Con­sider pre­ci­sion first. If the input is only known to a lim­ited pre­ci­sion, then we don’t want that error mar­gin to cause enorm­ous errors. If we have a func­tion f, then we want f to exhibit a tol­er­ance of impre­ci­sion such that \delta x < tol_x \Rightarrow \left | f(x + \delta x) - f(x) \right | < s \left | \delta x \right| for some scal­ing factor s < 1. f doesn’t cause errors to blow-up in unpre­dict­able ways. A lot of func­tions behave in exactly this way: for example, in a sliding-window aver­age func­tion f_w(\overline{x}, x) = \frac{x + \overline{x}(w - 1)}{w} for an aver­age \overline{x} com­puted from w recent obser­va­tions, we have that s = \frac{1}{w}. Small errors there­fore per­turb the res­ult sig­ni­fic­antly less than the input is per­turbed. If the errors are uni­formly dis­trib­uted, the func­tion should con­verge on the “true” value.

Con­versely, a large, accur­ate new obser­va­tion will per­turb the aver­age only slowly, so large step-changes will be detec­ted only slowly. It’s hard to dis­tin­guish such a change when it first hap­pens from an inac­cur­ate read­ing. There are vari­ous ways of deal­ing with this, such as using a weighted slid­ing win­dow with non-linear weighting.

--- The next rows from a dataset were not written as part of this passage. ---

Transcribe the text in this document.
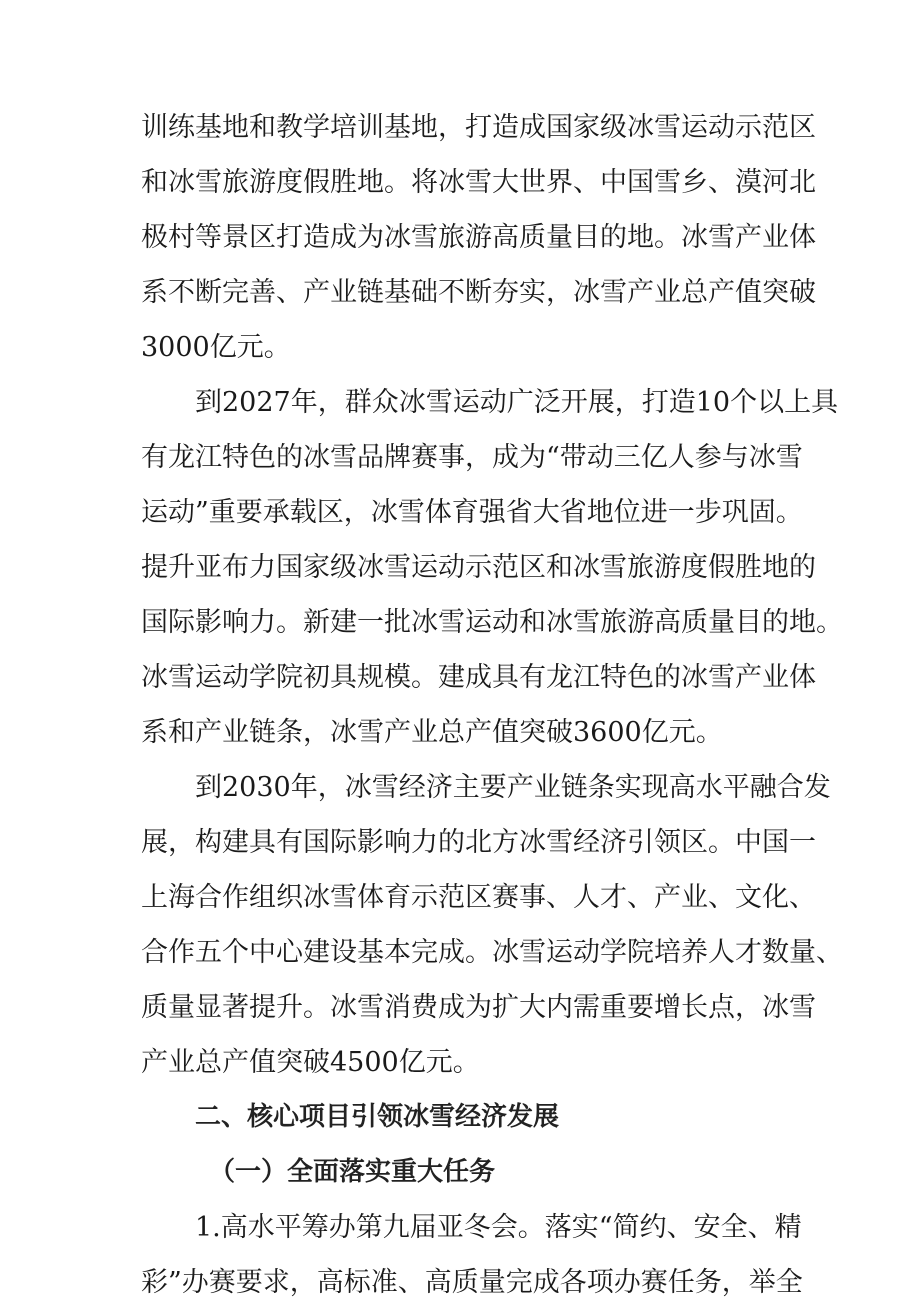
训练基地和教学培训基地，打造成国家级冰雪运动示范区
和冰雪旅游度假胜地。将冰雪大世界、中国雪乡、漠河北
极村等景区打造成为冰雪旅游高质量目的地。冰雪产业体
系不断完善、产业链基础不断夯实，冰雪产业总产值突破
3000亿元。

到2027年，群众冰雪运动广泛开展，打造10个以上具
有龙江特色的冰雪品牌赛事，成为“带动三亿人参与冰雪
运动”重要承载区，冰雪体育强省大省地位进一步巩固。
提升亚布力国家级冰雪运动示范区和冰雪旅游度假胜地的
国际影响力。新建一批冰雪运动和冰雪旅游高质量目的地。
冰雪运动学院初具规模。建成具有龙江特色的冰雪产业体
系和产业链条，冰雪产业总产值突破3600亿元。

到2030年，冰雪经济主要产业链条实现高水平融合发
展，构建具有国际影响力的北方冰雪经济引领区。中国一
上海合作组织冰雪体育示范区赛事、人才、产业、文化、
合作五个中心建设基本完成。冰雪运动学院培养人才数量、
质量显著提升。冰雪消费成为扩大内需重要增长点，冰雪
产业总产值突破4500亿元。

二、核心项目引领冰雪经济发展
（一）全面落实重大任务

1.高水平筹办第九届亚冬会。落实“简约、安全、精
彩”办赛要求，高标准、高质量完成各项办赛任务，举全
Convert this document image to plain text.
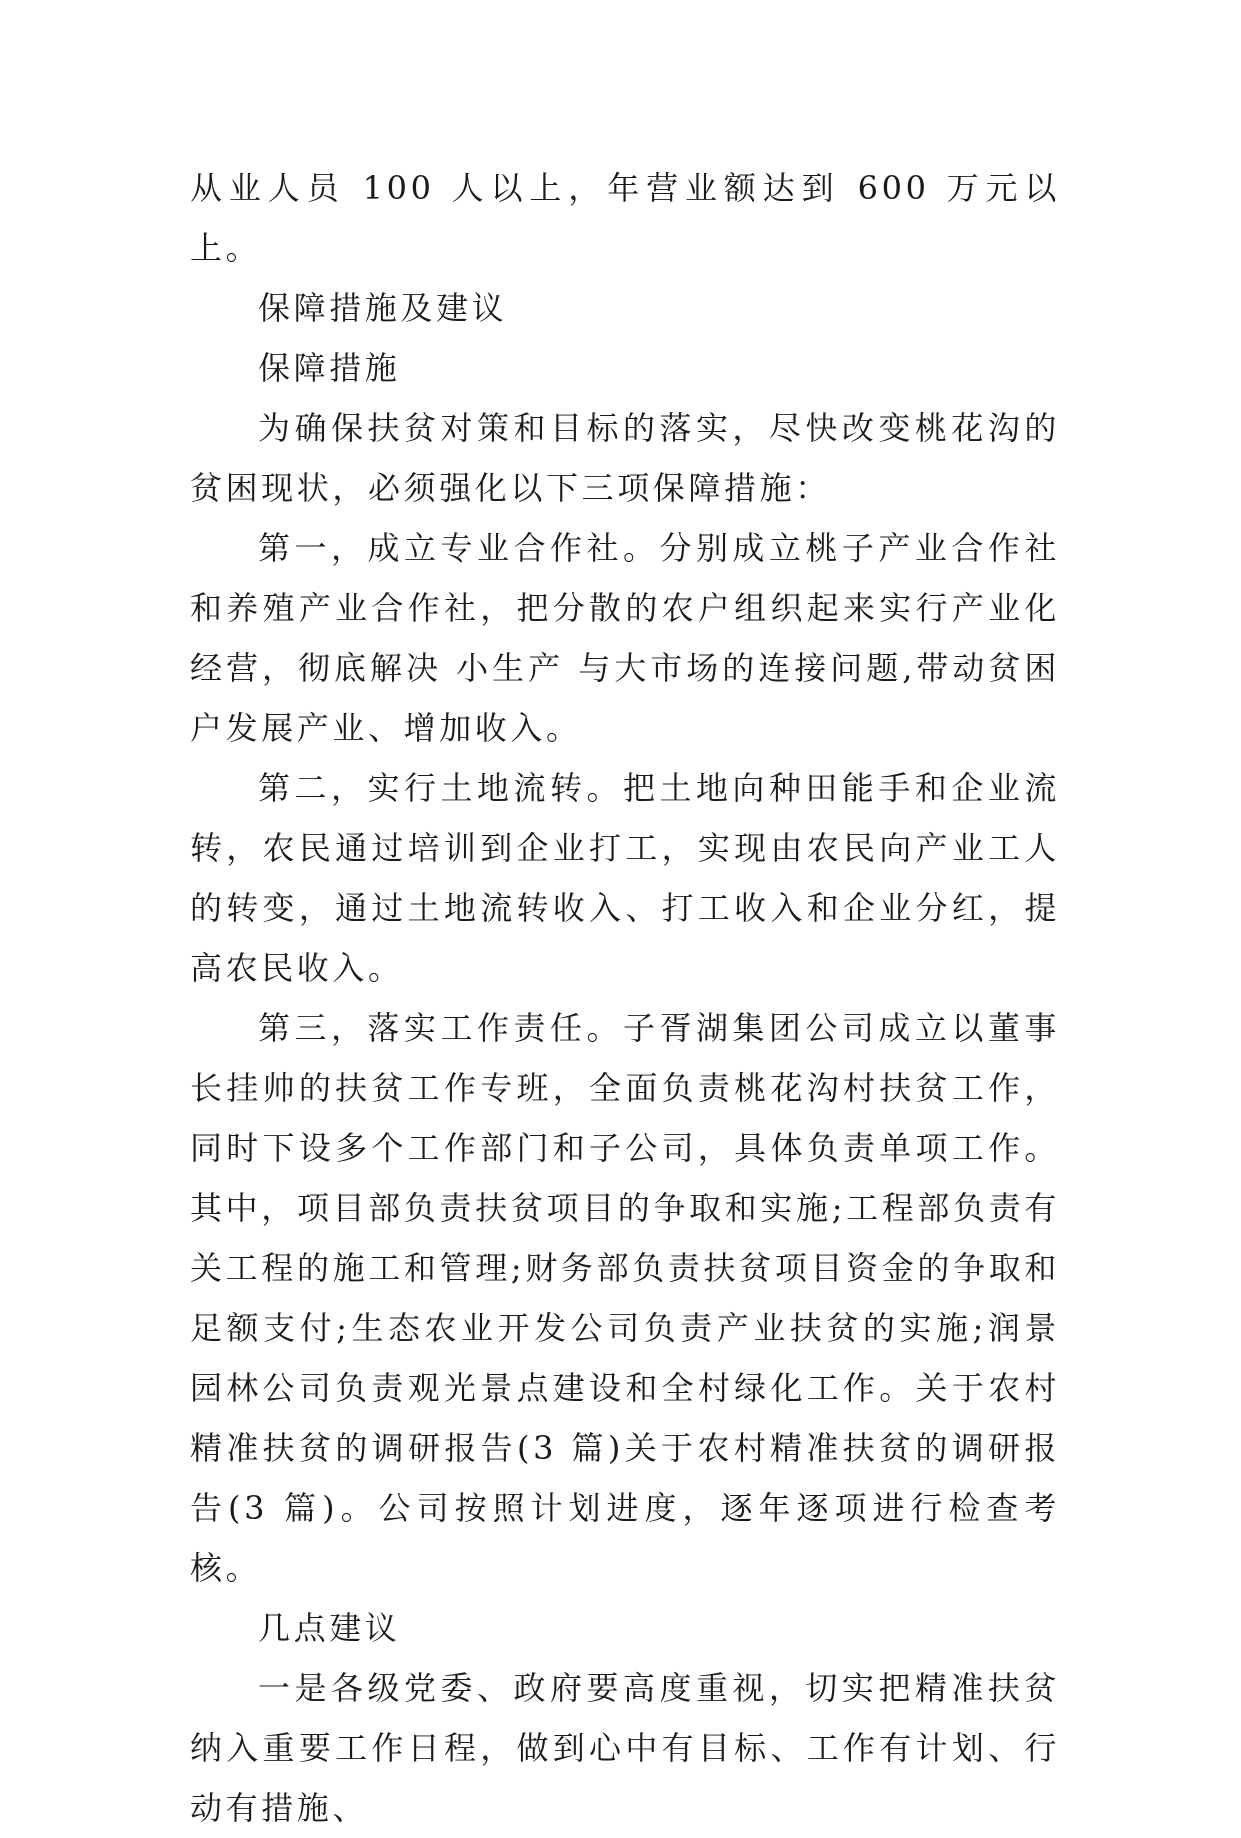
从业人员 100 人以上，年营业额达到 600 万元以上。

保障措施及建议

保障措施

为确保扶贫对策和目标的落实，尽快改变桃花沟的贫困现状，必须强化以下三项保障措施：

第一，成立专业合作社。分别成立桃子产业合作社和养殖产业合作社，把分散的农户组织起来实行产业化经营，彻底解决 小生产 与大市场的连接问题,带动贫困户发展产业、增加收入。

第二，实行土地流转。把土地向种田能手和企业流转，农民通过培训到企业打工，实现由农民向产业工人的转变，通过土地流转收入、打工收入和企业分红，提高农民收入。

第三，落实工作责任。子胥湖集团公司成立以董事长挂帅的扶贫工作专班，全面负责桃花沟村扶贫工作，同时下设多个工作部门和子公司，具体负责单项工作。其中，项目部负责扶贫项目的争取和实施;工程部负责有关工程的施工和管理;财务部负责扶贫项目资金的争取和足额支付;生态农业开发公司负责产业扶贫的实施;润景园林公司负责观光景点建设和全村绿化工作。关于农村精准扶贫的调研报告(3 篇)关于农村精准扶贫的调研报告(3 篇)。公司按照计划进度，逐年逐项进行检查考核。

几点建议

一是各级党委、政府要高度重视，切实把精准扶贫纳入重要工作日程，做到心中有目标、工作有计划、行动有措施、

This is a rather topo­lo­gical idea. Rather than simply map­ping points in an input space (such as tem­per­at­ure) to an out­put space (aver­age tem­per­at­ure over the past few minutes), we’re also requir­ing that the map­ping take ele­ments close in the input space to ele­ments close in the res­ult space: we require that it be a con­trac­tion map­ping. Build­ing sys­tems from con­trac­tion map­pings, per­haps com­bined with contraction-preserving oper­at­ors, yields sys­tems that are robust to small errors in pre­ci­sion from their sensors.

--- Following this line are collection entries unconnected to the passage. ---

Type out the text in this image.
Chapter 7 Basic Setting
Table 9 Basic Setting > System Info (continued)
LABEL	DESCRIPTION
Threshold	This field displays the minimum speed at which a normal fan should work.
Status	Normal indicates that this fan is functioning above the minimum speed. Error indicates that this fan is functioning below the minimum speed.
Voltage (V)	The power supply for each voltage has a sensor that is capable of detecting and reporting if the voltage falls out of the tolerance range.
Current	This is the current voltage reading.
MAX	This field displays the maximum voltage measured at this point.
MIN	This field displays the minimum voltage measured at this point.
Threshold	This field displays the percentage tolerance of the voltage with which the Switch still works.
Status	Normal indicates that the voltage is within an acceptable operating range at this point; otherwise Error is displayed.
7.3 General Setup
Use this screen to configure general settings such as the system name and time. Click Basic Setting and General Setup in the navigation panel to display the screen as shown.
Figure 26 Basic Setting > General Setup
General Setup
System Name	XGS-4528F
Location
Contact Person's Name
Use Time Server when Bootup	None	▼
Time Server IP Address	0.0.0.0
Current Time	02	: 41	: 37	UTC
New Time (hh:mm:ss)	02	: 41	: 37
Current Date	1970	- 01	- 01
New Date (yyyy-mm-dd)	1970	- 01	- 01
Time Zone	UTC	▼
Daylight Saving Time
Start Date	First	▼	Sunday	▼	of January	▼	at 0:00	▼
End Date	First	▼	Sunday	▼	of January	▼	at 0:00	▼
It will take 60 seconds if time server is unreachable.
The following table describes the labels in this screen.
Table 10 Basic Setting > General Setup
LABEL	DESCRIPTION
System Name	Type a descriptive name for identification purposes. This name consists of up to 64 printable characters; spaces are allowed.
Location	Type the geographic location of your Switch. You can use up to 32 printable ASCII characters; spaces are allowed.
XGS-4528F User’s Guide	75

Of course not all sys­tems are actu­ally like this, and in many cases we want rapid changes to be detec­ted quickly and/or propag­ated. The point, per­haps, is that this is a choice we should make rather than a con­sequence of choos­ing a par­tic­u­lar model of com­pu­ta­tion. There might actu­ally be a model of com­pu­ta­tion lurk­ing about here, in which we define func­tions coupled with a model of how their input and out­put errors should behave. At the very least, this yields sys­tems in which we can pre­dict the con­sequences of errors and impre­ci­sions, which is a major chal­lenge to deal with at present.